Sankcje na rosyjskich biznesmenów. Co zawiodło w systemie?
Bloomberg informuje, że dochodzenie prokuratury ma na celu zidentyfikowanie konkretnych pracowników, którzy współpracowali z klientami objętymi sankcjami i na sposobach, w jaki banki sprawdzały swoich klientów przez ostatnie kilka lat.
Agencja przypomina, że Credit Suisse bardzo chętnie współpracował z bogatymi Rosjanami, w szczytowym okresie zarządzając ich majątkami w wysokości 60 mld dolarów, co przynosiło bankowi przychody rzędu 500-600 mln dolarów rocznie. Ostatnie miesiące przyniosły jednak wyraźne wygaszenie tej aktywności – na koniec maja 2022 roku kwota aktywów Rosjan wynosiła 33 mld dol.
O tym, że kary dla banków, które pomagają bogatym klientom obchodzić sankcje, mogą być surowe, przekonał się francuski BNP Paribas. W 2014 roku zawarł ugodę, w ramach której zgodził się zapłacić 9 mld dol. za prowadzenie transakcji osób objętych restrykcjami sudańskich, irańskich i kubańskich podmiotów. Z kolei bank Standard Chartered zapłacił 1 mld dol. w 2019 r. za przeprowadzanie transakcji.
Koniec 166-letniej historii Credit Suisse
Dochodzenie w USA nie jest największym problemem, z jakim mierzą się obecnie menedżerowie Credit Suisse.
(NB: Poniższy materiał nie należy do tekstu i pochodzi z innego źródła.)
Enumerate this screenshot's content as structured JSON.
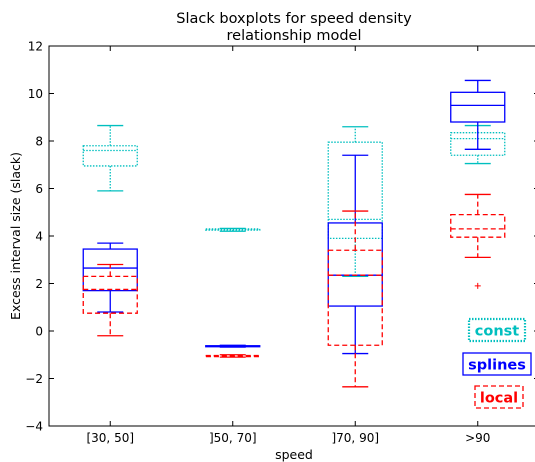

W niedzielę szwajcarskie władze ogłosiły, że bank Credit Suisse zostanie przejęty przez swojego największego rywala – UBS. Tak kończy się 166-letnia historia. Piętrzące się problemy doprowadziły drugi najpotężniejszy bank Szwajcarii na skraj upadku. Media nie poświęcałyby tej sprawie tyle uwagi, gdyby nie chodziło o kraj, który od dziesięcioleci jest gwarantem najwyższej jakości usług w tym zakresie.
Bloomberg przeanalizował skandale, afery i zwykłe błędy, które w ostatnich 30 latach stały się udziałem Credit Suisse. Początków dzisiejszych problemów agencja dopatruje się w przejęciu First Boston, amerykańskiego partnera szwajcarskiego banku, latem 1990 roku. First Boston pożyczał w latach 80. miliardy dolarów na finansowanie ryzykownych transakcji, co doprowadziło do jego poważnych problemów, a w konsekwencji przejęcia.
Credit Suisse w kolejnych latach dokonał jeszcze szeregu nietrafionych przejęć.
– U podstaw upadku Credit Suisse leży przywództwo, a raczej jego brak — powiedział w rozmowie z Bloombergiem Thomas Bell, członek zarządu banku na początku XXI wieku. – Nikt tak naprawdę nie wiedział, co robią wszystkie jego części, co doprowadziło do złego zarządzania ryzykiem i kryzysu.